Almost all of Japan’s medical facilities mismanage the genetic information of patients they check for genetic and chromosomal abnormalities as part of in vitro programs, a health ministry research group survey showed Saturday.
Of the 12 facilities surveyed, three do not clearly restrict access to the genetic data. In seven of them, the information is recorded in standard medical records that staff other than specialists can view, according to the Health, Welfare and Labor Ministry survey.
The 12 facilities, which were not identified by the research group, are believed to account for nearly all the medical centers conducting preimplantation genetic testing around the nation. In genetic testing, part of an ovum fertilized in vitro is examined to determine whether there are any gene variants that could cause serious illness or miscarriage.
The Japan Society of Obstetrics and Gynecology urges medical facilities to strictly control genetic data, describing it as a patient’s most sensitive personal information.

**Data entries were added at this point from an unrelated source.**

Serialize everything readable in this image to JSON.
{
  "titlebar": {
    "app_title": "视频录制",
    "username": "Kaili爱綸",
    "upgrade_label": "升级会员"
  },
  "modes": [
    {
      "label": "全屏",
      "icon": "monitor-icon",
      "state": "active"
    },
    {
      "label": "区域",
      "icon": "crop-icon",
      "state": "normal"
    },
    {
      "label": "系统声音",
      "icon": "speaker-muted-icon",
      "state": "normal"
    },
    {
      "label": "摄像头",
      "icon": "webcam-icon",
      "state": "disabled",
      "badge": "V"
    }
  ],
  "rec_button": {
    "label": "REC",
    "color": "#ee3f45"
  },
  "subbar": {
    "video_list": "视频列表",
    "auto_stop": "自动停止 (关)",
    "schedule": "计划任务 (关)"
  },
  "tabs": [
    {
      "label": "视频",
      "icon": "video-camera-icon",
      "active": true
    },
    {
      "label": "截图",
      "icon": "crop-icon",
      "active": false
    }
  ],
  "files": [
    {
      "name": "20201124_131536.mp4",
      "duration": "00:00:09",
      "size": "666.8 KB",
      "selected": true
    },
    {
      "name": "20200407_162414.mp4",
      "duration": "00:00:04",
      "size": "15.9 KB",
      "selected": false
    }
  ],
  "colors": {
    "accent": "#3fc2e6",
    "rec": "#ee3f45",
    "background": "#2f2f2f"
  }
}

The 12 facilities’ management of genetic information is insufficient, the research group concluded, as is the way most of the facilities are run.
In addition, special counseling is necessary for patients who opt for the preimplantation genetic testing but only three of the medical facilities offered such a service both before and after the test. Nine of them offered counseling only prior to the test, according to the survey.
Yasunori Yoshimura, who heads the research group, said it is important for specialists to offer counseling to patients about the possibility of illness and how their children would grow up.
From 2006 to October 2012, a total of 211 couples opted for preimplantation genetic testing at the 12 facilities and 70 babies were born.